JANUARY 12, 2012—Two years after the catastrophic earthquake of 2010 shook the heart of Haiti, the Christian Reformed World Relief Committee (www.crwrc.org) is working consistently to help those who were hardest hit recover. Last month, CRWRC completed construction on the 2,500th home built in Leogane, near the epicenter of the quake, providing shelter and security to another, still homeless family.
“CRWRC’s response to the earthquake of January 12, 2010, has been broad and complex,” says Ken Little, CRWRC Senior Project Manager for International Disaster Response, “but our approach has always been to help rebuild the poorest families and communities whose lives were torn apart.”
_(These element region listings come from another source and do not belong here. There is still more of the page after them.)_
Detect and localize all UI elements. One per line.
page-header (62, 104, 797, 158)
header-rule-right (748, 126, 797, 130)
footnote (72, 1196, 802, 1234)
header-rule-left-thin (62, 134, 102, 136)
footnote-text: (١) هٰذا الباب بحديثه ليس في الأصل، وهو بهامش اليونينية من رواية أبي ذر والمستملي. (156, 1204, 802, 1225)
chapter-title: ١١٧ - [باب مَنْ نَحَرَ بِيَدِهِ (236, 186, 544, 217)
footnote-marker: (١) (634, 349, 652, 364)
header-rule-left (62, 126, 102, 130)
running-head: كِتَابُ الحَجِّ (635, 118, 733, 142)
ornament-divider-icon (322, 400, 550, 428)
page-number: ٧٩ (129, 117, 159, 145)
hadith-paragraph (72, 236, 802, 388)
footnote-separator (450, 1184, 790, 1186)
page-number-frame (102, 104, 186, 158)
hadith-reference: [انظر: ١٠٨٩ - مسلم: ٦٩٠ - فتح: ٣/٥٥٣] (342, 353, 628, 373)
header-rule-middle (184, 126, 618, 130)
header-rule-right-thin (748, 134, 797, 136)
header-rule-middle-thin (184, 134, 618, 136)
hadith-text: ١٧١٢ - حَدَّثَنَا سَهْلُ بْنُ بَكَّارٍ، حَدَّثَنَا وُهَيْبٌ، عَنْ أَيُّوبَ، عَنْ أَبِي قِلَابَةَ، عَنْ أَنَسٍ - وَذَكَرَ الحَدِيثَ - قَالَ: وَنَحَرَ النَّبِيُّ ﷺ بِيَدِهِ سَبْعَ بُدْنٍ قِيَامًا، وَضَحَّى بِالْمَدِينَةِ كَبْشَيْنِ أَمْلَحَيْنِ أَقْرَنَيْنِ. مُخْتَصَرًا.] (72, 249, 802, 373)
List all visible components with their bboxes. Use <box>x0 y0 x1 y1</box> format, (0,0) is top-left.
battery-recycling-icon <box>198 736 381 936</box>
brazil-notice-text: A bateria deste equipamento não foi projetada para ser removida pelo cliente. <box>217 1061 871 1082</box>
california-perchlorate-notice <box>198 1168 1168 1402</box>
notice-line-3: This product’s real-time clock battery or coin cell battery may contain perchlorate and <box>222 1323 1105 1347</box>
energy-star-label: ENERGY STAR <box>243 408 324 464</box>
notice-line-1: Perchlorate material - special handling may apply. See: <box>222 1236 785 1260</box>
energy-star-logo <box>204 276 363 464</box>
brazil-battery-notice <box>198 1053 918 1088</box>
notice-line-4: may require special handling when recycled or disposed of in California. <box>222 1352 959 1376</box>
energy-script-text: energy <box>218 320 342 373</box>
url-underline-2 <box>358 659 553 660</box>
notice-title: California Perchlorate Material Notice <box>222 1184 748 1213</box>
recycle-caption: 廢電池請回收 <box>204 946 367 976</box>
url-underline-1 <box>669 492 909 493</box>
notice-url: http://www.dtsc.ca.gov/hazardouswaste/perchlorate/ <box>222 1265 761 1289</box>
CRWRC has been present in Haiti through its long-term community development partners and programs since 1975, and nimbly turned to disaster response efforts in the first days after the quake through “Sous Espwa” (Source of Hope), providing immediate emergency aid through food assistance, water, and temporary shelter to thousands of survivors.
CRWRC staff and volunteers from North America traveled to Haiti to assist in the first phase of the response, completing needs assessments and identifying Leogane as a hard-hit area that was underserved by international agencies. CRWRC’s multi-faceted recovery efforts in Leogane include distributing tarps, emergency food, and hygiene supplies; constructing latrines, wells, and homes; and psycho-social counseling and restoring livelihoods.
CRWRC will wind up much of its disaster response activities in Haiti by July 2012, although a livelihood restoration program called LEAP (Livelihoods for Earthquake Affected People in Haiti) will remain active into early 2014. LEAP is a 3-year program to help Leogane residents become self-sufficient by restoring income earning activities and assets. This includes mirco-loans to merchants, small business support and training, and agriculture rehabilitation including small animal distribution.
In a recent national radio broadcast in Haiti, a representative of local government official Gerard-Trouin said he regarded CRWRC a model program for disaster rehabilitation work in Haiti, and noted that a goat distribution program in his district allowed many residents to remain in their communities rather than migrate to the capital to look for work.
“At the two-year mark, it’s amazing and gratifying to see CRWRC-constructed latrines, water pumps, and houses in Leogane that are sheltering over 12,000 people who had lost their homes in the earthquake,” says Wayne de Jong, CRWRC Director of Disaster Response and Rehabilitation.